5. The state prediction method for a periodic event-triggered control system based on informational analysis according to claim 3, characterized in that, The steps for obtaining the state perturbation coefficients based on the first parameter of the model and the random variable parameters include: The state disturbance coefficients can be obtained using the following formula: in, For the corresponding number The state disturbance coefficient of the second data collection. The first parameter of the model, The parameter is a bounded random variable.
6. The state prediction method for a periodic event-triggered control system based on informational analysis according to claim 3, characterized in that, The step of obtaining the conditional homogenization decision matrix based on the state transition coefficients and the state perturbation coefficients includes: The conditional homogenization decision matrix can be obtained using the following formula: in, To conditionally homogenize the decision matrix, The state transition coefficient matrix is... Here is the state perturbation coefficient matrix. For known event trigger parameters, This indicates transpose.

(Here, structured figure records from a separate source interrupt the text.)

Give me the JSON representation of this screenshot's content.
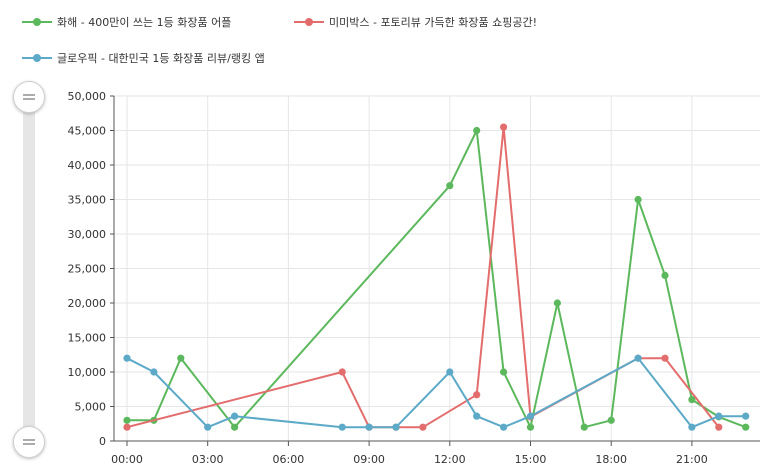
{
  "chart_data": {
    "type": "line",
    "x": [
      "00:00",
      "01:00",
      "02:00",
      "03:00",
      "04:00",
      "05:00",
      "06:00",
      "07:00",
      "08:00",
      "09:00",
      "10:00",
      "11:00",
      "12:00",
      "13:00",
      "14:00",
      "15:00",
      "16:00",
      "17:00",
      "18:00",
      "19:00",
      "20:00",
      "21:00",
      "22:00",
      "23:00"
    ],
    "x_tick_labels": [
      "00:00",
      "03:00",
      "06:00",
      "09:00",
      "12:00",
      "15:00",
      "18:00",
      "21:00"
    ],
    "y_tick_labels": [
      "0",
      "5,000",
      "10,000",
      "15,000",
      "20,000",
      "25,000",
      "30,000",
      "35,000",
      "40,000",
      "45,000",
      "50,000"
    ],
    "ylim": [
      0,
      50000
    ],
    "grid": true,
    "legend_position": "top-left",
    "series": [
      {
        "name": "화해 - 400만이 쓰는 1등 화장품 어플",
        "color": "#5cb85c",
        "values": [
          3000,
          3000,
          12000,
          null,
          2000,
          null,
          null,
          null,
          null,
          null,
          null,
          null,
          37000,
          45000,
          10000,
          2000,
          20000,
          2000,
          3000,
          35000,
          24000,
          6000,
          3500,
          2000
        ]
      },
      {
        "name": "미미박스 - 포토리뷰 가득한 화장품 쇼핑공간!",
        "color": "#e36d6d",
        "values": [
          2000,
          null,
          null,
          null,
          null,
          null,
          null,
          null,
          10000,
          2000,
          2000,
          2000,
          null,
          6700,
          45500,
          3500,
          null,
          null,
          null,
          12000,
          12000,
          null,
          2000,
          null
        ]
      },
      {
        "name": "글로우픽 - 대한민국 1등 화장품 리뷰/랭킹 앱",
        "color": "#5ca9c8",
        "values": [
          12000,
          10000,
          null,
          2000,
          3600,
          null,
          null,
          null,
          2000,
          2000,
          2000,
          null,
          10000,
          3600,
          2000,
          3600,
          null,
          null,
          null,
          12000,
          null,
          2000,
          3600,
          3600
        ]
      }
    ]
  }
}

7. The state prediction method for a periodic event-triggered control system based on informational analysis according to claim 1, characterized in that, The event triggering time interval includes a lower bound and an upper bound; The step of predicting the event triggering time interval for each state region based on the homogenized decision matrix and the region homogenization constraint matrix includes: Based on the preset lower bound constraint function, the lower bound of the event triggering time interval is predicted by the homogenization decision matrix and the region homogenization constraint matrix. Based on the preset upper bound constraint function, the upper bound of the event triggering time interval is predicted by the homogenization decision matrix and the region homogenization constraint matrix.
8. The state prediction method for a periodic event-triggered control system based on informational analysis according to claim 7, characterized in that, The lower bound constraint function is as follows: in, To conditionally homogenize the decision matrix, For the region The region homogenization constraint matrix, For the nonnegative scalar multipliers corresponding to the lower bound of the interval, For the region The maximum number of sampling times that the corresponding lower bound constraint function holds.

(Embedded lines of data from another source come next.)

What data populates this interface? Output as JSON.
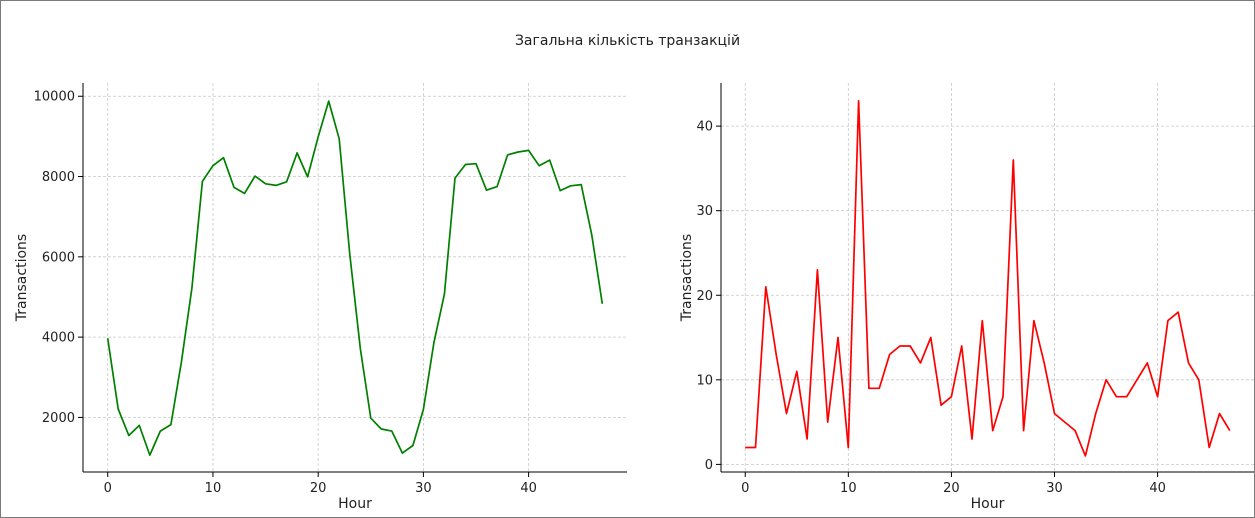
{
  "suptitle": "Загальна кількість транзакцій",
  "chart_data": [
    {
      "type": "line",
      "xlabel": "Hour",
      "ylabel": "Transactions",
      "xlim": [
        -2.35,
        49.35
      ],
      "ylim": [
        640,
        10330
      ],
      "xticks": [
        0,
        10,
        20,
        30,
        40
      ],
      "yticks": [
        2000,
        4000,
        6000,
        8000,
        10000
      ],
      "grid": true,
      "color": "#008000",
      "series": [
        {
          "x": [
            0,
            1,
            2,
            3,
            4,
            5,
            6,
            7,
            8,
            9,
            10,
            11,
            12,
            13,
            14,
            15,
            16,
            17,
            18,
            19,
            20,
            21,
            22,
            23,
            24,
            25,
            26,
            27,
            28,
            29,
            30,
            31,
            32,
            33,
            34,
            35,
            36,
            37,
            38,
            39,
            40,
            41,
            42,
            43,
            44,
            45,
            46,
            47
          ],
          "values": [
            3970,
            2210,
            1550,
            1800,
            1060,
            1660,
            1820,
            3380,
            5220,
            7880,
            8270,
            8470,
            7730,
            7580,
            8010,
            7820,
            7780,
            7870,
            8590,
            7990,
            8990,
            9880,
            8940,
            6080,
            3720,
            1980,
            1710,
            1660,
            1110,
            1300,
            2200,
            3860,
            5070,
            7960,
            8300,
            8320,
            7660,
            7750,
            8540,
            8610,
            8650,
            8270,
            8410,
            7650,
            7770,
            7800,
            6540,
            4830
          ]
        }
      ]
    },
    {
      "type": "line",
      "xlabel": "Hour",
      "ylabel": "Transactions",
      "xlim": [
        -2.35,
        49.35
      ],
      "ylim": [
        -0.9,
        45.1
      ],
      "xticks": [
        0,
        10,
        20,
        30,
        40
      ],
      "yticks": [
        0,
        10,
        20,
        30,
        40
      ],
      "grid": true,
      "color": "#ff0000",
      "series": [
        {
          "x": [
            0,
            1,
            2,
            3,
            4,
            5,
            6,
            7,
            8,
            9,
            10,
            11,
            12,
            13,
            14,
            15,
            16,
            17,
            18,
            19,
            20,
            21,
            22,
            23,
            24,
            25,
            26,
            27,
            28,
            29,
            30,
            31,
            32,
            33,
            34,
            35,
            36,
            37,
            38,
            39,
            40,
            41,
            42,
            43,
            44,
            45,
            46,
            47
          ],
          "values": [
            2,
            2,
            21,
            13,
            6,
            11,
            3,
            23,
            5,
            15,
            2,
            43,
            9,
            9,
            13,
            14,
            14,
            12,
            15,
            7,
            8,
            14,
            3,
            17,
            4,
            8,
            36,
            4,
            17,
            12,
            6,
            5,
            4,
            1,
            6,
            10,
            8,
            8,
            10,
            12,
            8,
            17,
            18,
            12,
            10,
            2,
            6,
            4
          ]
        }
      ]
    }
  ]
}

9. The state prediction method for a periodic event-triggered control system based on informational analysis according to claim 7, characterized in that, The upper bound constraint function is as follows: in, To conditionally homogenize the decision matrix, For the region The region homogenization constraint matrix, For the non-negative scalar multipliers corresponding to the upper bound of the interval, For the region The minimum number of data collections required for the corresponding upper bound constraint function to hold. This represents the maximum number of samples.
10. The state prediction method for a periodic event-triggered control system based on informational analysis according to claim 1, characterized in that, The step of obtaining the target state region that the control system transitions to within the time interval, based on the parameter matrix pair set, the current state region of the control system, the current input of the control system, and the event triggering time interval corresponding to the state region, includes: The target state region is obtained using the following formula: in, For the target state region, For the set of parameter matrix pairs, This represents the current state region corresponding to the control system. The set of currently available control inputs. It is a perturbation set in the form of a chinopolygon.